Stop Ranking Agent Configs by Average Score
Standard average scoring masks critical interaction effects between model, prompt, and tool configurations in agent evaluation. Best-Worst Scaling (MaxDiff) combined with Plackett-Luce ranking models provides superior signal for comparing agent configurations. The study demonstrates that prompt-tool interactions significantly impact performance, independent of raw model capability. Automated evaluation agents can execute this comparative framework to generate actionable deployment recommendation
Analysis
TL;DR
- Standard average scoring masks critical interaction effects between model, prompt, and tool configurations in agent evaluation.
- Best-Worst Scaling (MaxDiff) combined with Plackett-Luce ranking models provides superior signal for comparing agent configurations.
- The study demonstrates that prompt-tool interactions significantly impact performance, independent of raw model capability.
- Automated evaluation agents can execute this comparative framework to generate actionable deployment recommendations.
- Shipping the "best average" configuration often leads to suboptimal production outcomes compared to interaction-aware selection.
Why It Matters
This approach resolves the common pitfall where teams select agent configurations based on isolated metric averages, ignoring how components interact. By adopting comparative ranking methods like Best-Worst Scaling, practitioners can identify robust configurations that perform well under real-world variability rather than just theoretical peaks.
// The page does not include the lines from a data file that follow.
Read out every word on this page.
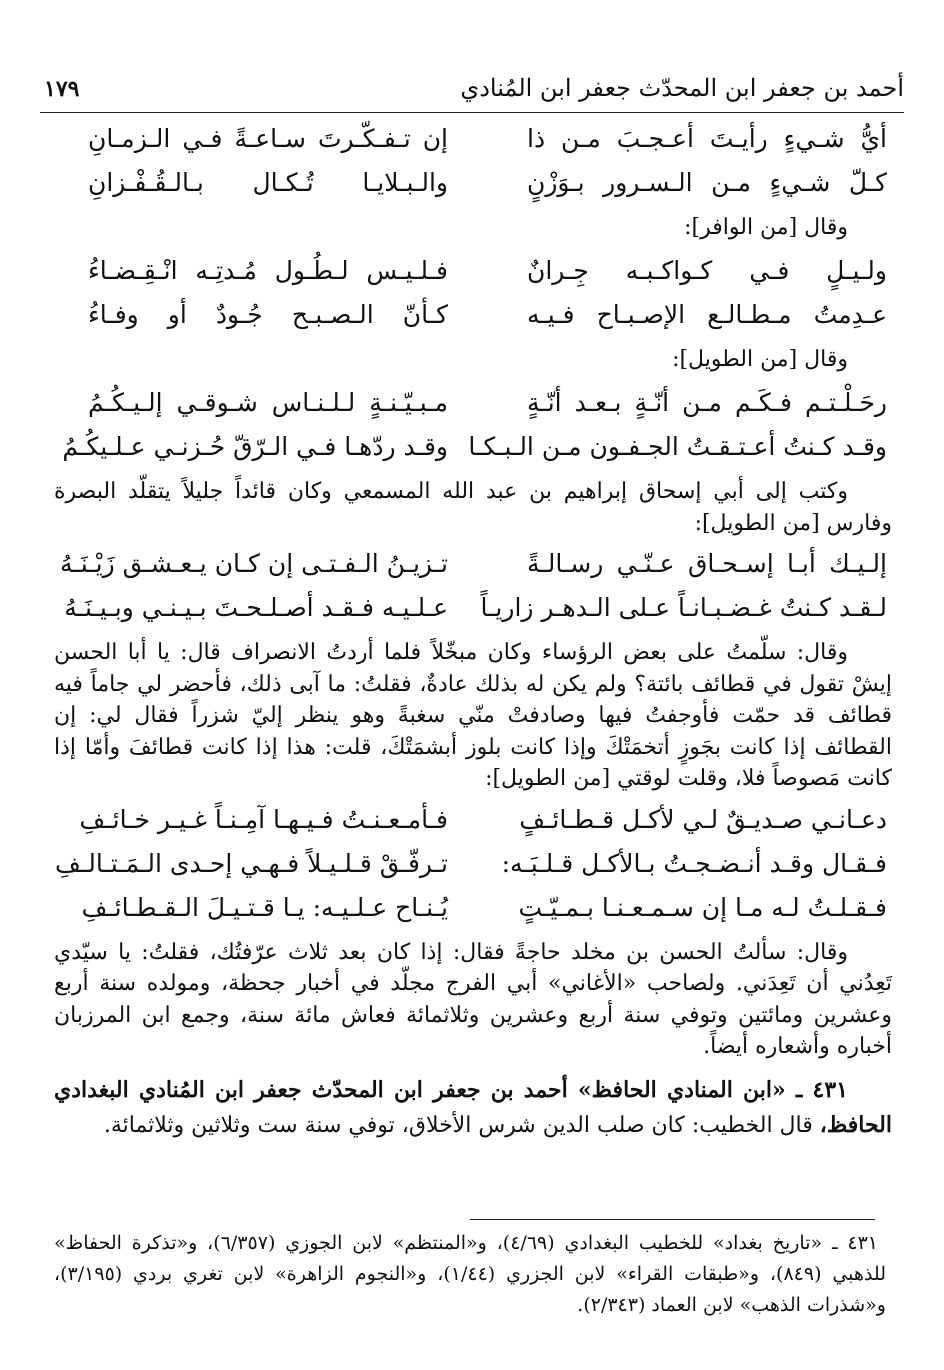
أحمد بن جعفر ابن المحدّث جعفر ابن المُنادي
١٧٩
أيُّ شـيءٍ رأيـتَ أعـجـبَ مـن ذا
إن تـفـكّـرتَ سـاعـةً فـي الـزمـانِ
كـلّ شـيءٍ مـن الـسـرور بـوَزْنٍ
والـبـلايـا تُـكـال بـالـقُـفْـزانِ
وقال [من الوافر]:
ولـيـلٍ فـي كـواكـبـه جِـرانٌ
فـلـيـس لـطُـول مُـدتِـه انْـقِـضـاءُ
عـدِمتُ مـطـالـع الإصـبـاح فـيـه
كـأنّ الـصـبـح جُـودٌ أو وفـاءُ
وقال [من الطويل]:
رحَـلْـتـم فـكَـم مـن أنّـةٍ بـعـد أنّـةٍ
مـبـيّـنـةٍ لـلـنـاس شـوقـي إلـيـكُـمُ
وقـد كـنتُ أعـتـقـتُ الجـفـون مـن الـبـكـا
وقـد ردّهـا فـي الـرّقّ حُـزنـي عـلـيكُـمُ

وكتب إلى أبي إسحاق إبراهيم بن عبد الله المسمعي وكان قائداً جليلاً يتقلّد البصرة وفارس [من الطويل]:

إلـيـك أبـا إسـحـاق عـنّـي رسـالـةً
تـزيـنُ الـفـتـى إن كـان يـعـشـق زَيْـنَـهُ
لـقـد كـنتُ غـضـبـانـاً عـلى الـدهـر زاريـاً
عـلـيـه فـقـد أصـلـحـتَ بـيـنـي وبـيـنَـهُ

وقال: سلّمتُ على بعض الرؤساء وكان مبخّلاً فلما أردتُ الانصراف قال: يا أبا الحسن إيشْ تقول في قطائف بائتة؟ ولم يكن له بذلك عادةٌ، فقلتُ: ما آبى ذلك، فأحضر لي جاماً فيه قطائف قد حمّت فأوجفتُ فيها وصادفتْ منّي سغبةً وهو ينظر إليّ شزراً فقال لي: إن القطائف إذا كانت بجَوزٍ أتخمَتْكَ وإذا كانت بلوز أبشمَتْكَ، قلت: هذا إذا كانت قطائفَ وأمّا إذا كانت مَصوصاً فلا، وقلت لوقتي [من الطويل]:

دعـانـي صـديـقٌ لـي لأكـل قـطـائـفٍ
فـأمـعـنـتُ فـيـهـا آمِـنـاً غـيـر خـائـفِ
فـقـال وقـد أنـضـجـتُ بـالأكـل قـلـبَـه:
تـرفّـقْ قـلـيـلاً فـهـي إحـدى الـمَـتـالـفِ
فـقـلـتُ لـه مـا إن سـمـعـنـا بـمـيّـتٍ
يُـنـاح عـلـيـه: يـا قـتـيـلَ الـقـطـائـفِ

وقال: سألتُ الحسن بن مخلد حاجةً فقال: إذا كان بعد ثلاث عرّفتُك، فقلتُ: يا سيّدي تَعِدُني أن تَعِدَني. ولصاحب «الأغاني» أبي الفرج مجلّد في أخبار جحظة، ومولده سنة أربع وعشرين ومائتين وتوفي سنة أربع وعشرين وثلاثمائة فعاش مائة سنة، وجمع ابن المرزبان أخباره وأشعاره أيضاً.

٤٣١ ـ «ابن المنادي الحافظ» أحمد بن جعفر ابن المحدّث جعفر ابن المُنادي البغدادي الحافظ، قال الخطيب: كان صلب الدين شرس الأخلاق، توفي سنة ست وثلاثين وثلاثمائة.

٤٣١ ـ «تاريخ بغداد» للخطيب البغدادي (٤/٦٩)، و«المنتظم» لابن الجوزي (٦/٣٥٧)، و«تذكرة الحفاظ» للذهبي (٨٤٩)، و«طبقات القراء» لابن الجزري (١/٤٤)، و«النجوم الزاهرة» لابن تغري بردي (٣/١٩٥)، و«شذرات الذهب» لابن العماد (٢/٣٤٣).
This leads to more reliable agent deployments and more efficient iteration cycles in production environments.
Technical Details
- Evaluation Method: Utilizes Best-Worst Scaling (MaxDiff), where a judge model selects only the single best and single worst output from a batch of anonymized configurations, avoiding arbitrary 1-10 scoring scales.
- Statistical Modeling: Fits a Plackett-Luce model or similar utility ranking algorithm to convert pairwise comparisons into utility scores for each configuration and interaction term.
- Experimental Design: Tested on the
shubh303/Invoice-to-Jsondataset (100 invoices) with a factorial grid of 8 configurations varying three binary factors: Model (Claude Haiku 4.5 vs. GPT-5.4-mini), Prompt (Systematic Planner vs. Contextual Leaper), and Tool (stream table rows vs. semantic search). - Judge Model: Used Claude Sonnet 4.6 as the evaluator to determine best/worst outputs for each batch of five randomly sampled configurations per invoice.
- Interaction Analysis: The method highlights specific interactions, such as the "Contextual Leaper" prompt pairing effectively with semantic search tools, which average scores failed to capture accurately.
Industry Insight
- Move away from leaderboard-style metrics that prioritize absolute scores over relative performance; focus on comparative advantage within specific operational contexts.
- Implement automated evaluation loops where agent systems propose, test, and rank their own configurations using comparative methods to reduce human-in-the-loop overhead.
- Prioritize understanding component interactions (e.g., how a specific prompt affects a specific tool) during the design phase, as these synergies often outweigh the marginal gains of upgrading base models.
Disclaimer: The above content is generated by AI and is for reference only.